SME pessimism towards international trade reached new lows at the end of 2017, according to the latest Global Trade Barometer from WorldFirst, the international payments expert.
The number of UK SMEs trading internationally dropped to just 26 per cent in Q4 2017, meaning figures were down by half compared to the end of 2016 (52 per cent). This decline translates to 1.5 million fewer SMEs trading internationally last year.
Rock-bottom confidence
The future outlook for international trade also looks gloomy going into 2018 with 75 per cent of UK SMEs expecting trade to decline or remain stagnant over the next twelve months.
Despite expectations that a weaker sterling would boost international exports, hopes were dashed as SMEs remained reluctant to pursue overseas opportunities due to market uncertainties. In Q1 2017, only 31 per cent of SMEs planned to export over the coming quarter. That number dropped to 29 per cent by Q4, the lowest figure for a year.
This lack of fortitude will be a particular worry after the UK government spent 2017 promoting the benefits of international trade as it prepares to leave the European Union in 2019.
Domestic concerns
On top of reservations around international trade, possibly even more worrying was UK SMEs’ outlook for domestic opportunities.
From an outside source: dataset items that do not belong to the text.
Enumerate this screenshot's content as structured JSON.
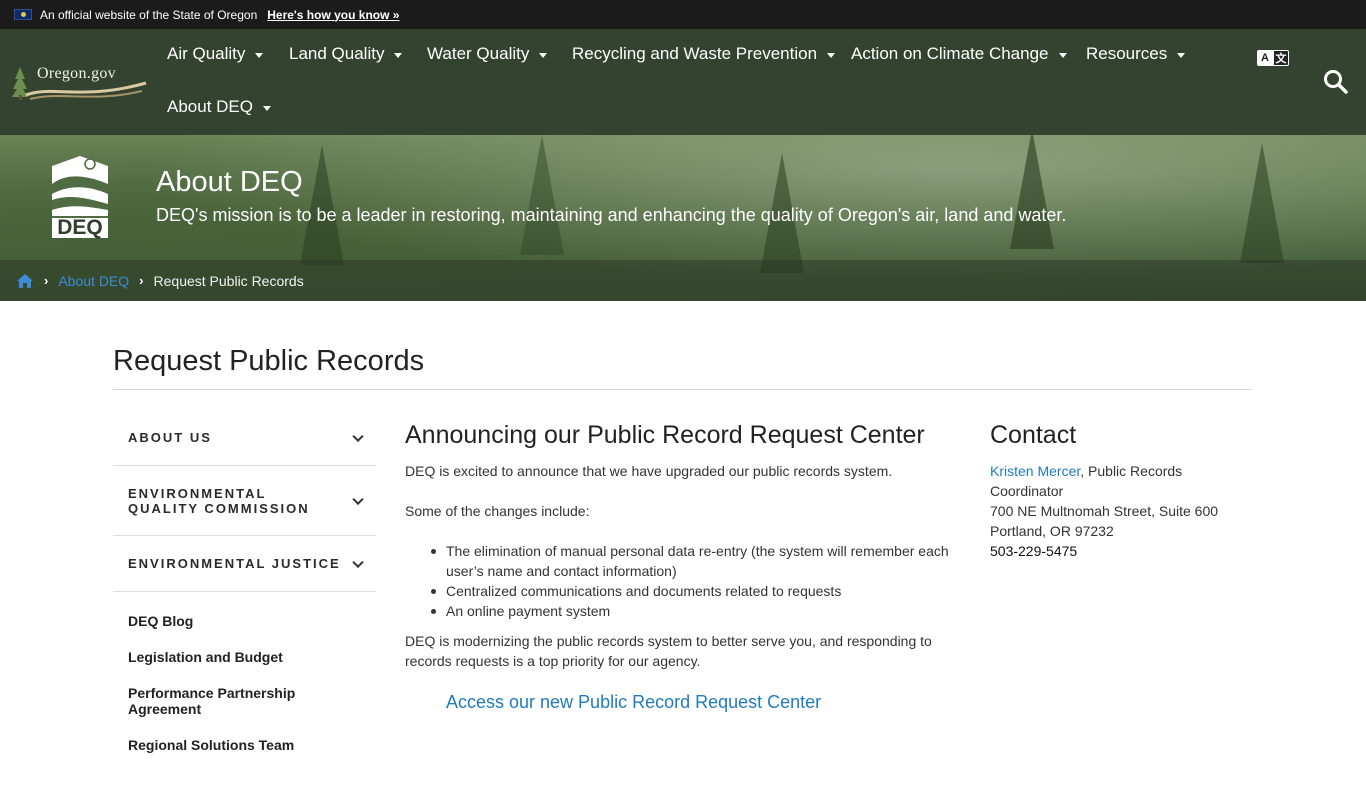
{
  "official_banner": {
    "text": "An official website of the State of Oregon",
    "link": "Here's how you know »"
  },
  "logo": {
    "text": "Oregon.gov"
  },
  "nav": {
    "items": [
      {
        "label": "Air Quality"
      },
      {
        "label": "Land Quality"
      },
      {
        "label": "Water Quality"
      },
      {
        "label": "Recycling and Waste Prevention"
      },
      {
        "label": "Action on Climate Change"
      },
      {
        "label": "Resources"
      },
      {
        "label": "About DEQ"
      }
    ],
    "translate": {
      "a": "A",
      "b": "文"
    }
  },
  "hero": {
    "logo_text": "DEQ",
    "title": "About DEQ",
    "mission": "DEQ's mission is to be a leader in restoring, maintaining and enhancing the quality of Oregon's air, land and water."
  },
  "breadcrumb": {
    "items": [
      {
        "label": "About DEQ"
      },
      {
        "label": "Request Public Records"
      }
    ]
  },
  "page": {
    "title": "Request Public Records"
  },
  "sidebar": {
    "accordions": [
      {
        "label": "ABOUT US"
      },
      {
        "label": "ENVIRONMENTAL QUALITY COMMISSION"
      },
      {
        "label": "ENVIRONMENTAL JUSTICE"
      }
    ],
    "links": [
      {
        "label": "DEQ Blog"
      },
      {
        "label": "Legislation and Budget"
      },
      {
        "label": "Performance Partnership Agreement"
      },
      {
        "label": "Regional Solutions Team"
      }
    ]
  },
  "main": {
    "heading": "Announcing our Public Record Request Center",
    "intro": "DEQ is excited to announce that we have upgraded our public records system.",
    "changes_intro": "Some of the changes include:",
    "bullets": [
      "The elimination of manual personal data re-entry (the system will remember each user’s name and contact information)",
      "Centralized communications and documents related to requests",
      "An online payment system"
    ],
    "closing": "DEQ is modernizing the public records system to better serve you, and responding to records requests is a top priority for our agency.",
    "access_link": "Access our new Public Record Request Center"
  },
  "contact": {
    "heading": "Contact",
    "name": "Kristen Mercer",
    "role": ", Public Records Coordinator",
    "address1": "700 NE Multnomah Street, Suite 600",
    "address2": "Portland, OR 97232",
    "phone": "503-229-5475"
  }
}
In Q1 2017, 43 per cent of SMEs thought they would grow by 5 per cent or more over the next quarter, but by the end of the year only 38 per cent predicted the same growth prospects into Q1 2018.
Glimmer of hope
While negative sentiment towards international trading peaked, general Brexit worries have significantly diminished amongst UK SMEs.
In Q4 2016, only a third (33 per cent) of small businesses were broadly positive about leaving the Union, but by Q4 2017 41 per cent admitted to being positive about our exit.
Despite largely negative sounds from UK SMEs over the last quarter, there were some signs that small businesses may look to return to international trading in the longer term.
Although the number of SMEs trading internationally has fallen, the reach of those still braving trading headwinds has expanded.
The Global Trade Barometer recorded increases in the number of UK traders exporting across all regions including Western Europe, North America and Asia, proving there are growth opportunities for those who are confident enough to trade beyond our shores.
This was reflected in average trading amounts, which rose consistently in 2017. In Q4 2017, average monthly trading amounts rose to £45,536, increasing from £45,000 in Q3.
Jeremy Cook, chief economist at WorldFirst, says, ‘After a year of Sterling fluctuation, inflation fears and obfuscation around the government’s Brexit negotiations, it’s little surprise that our SMEs’ appetite to trade internationally is at rock bottom. There were too many unknowns in 2017 and international trade suffered as a result.
‘The only positive to come from such a negative year may be that UK SMEs are seemingly drowning out the Brexit noise. Since the end of 2016, a significantly larger contingent of small businesses feel positive about leaving the EU. The pound is stronger than it’s been since the referendum and many SMEs may finally have plans in place for a post-Brexit world. We can only hope this translates into businesses dusting themselves off and getting back to international trading in 2018.’
Cost pressures affect SME hedging behaviour
British SMEs remained keen to take advantage of short term spikes in the value of sterling when buying forward contracts in Q4. While this may seem obvious, it further suggests that importers are looking for any relative pricing advantage they can benefit from given high levels of factory gate inflation and the relative pressure it has put on margins.
Cook comments, ‘While hedging data may suggest that it is business as usual for internationally focused SMEs, the truth is that the circumstances they are dealing with are incredibly tough. Short term spikes in sterling are leapt upon in a bid to offset higher input prices caused by higher energy costs and the legacy of the devalued pound while margins remain tight.’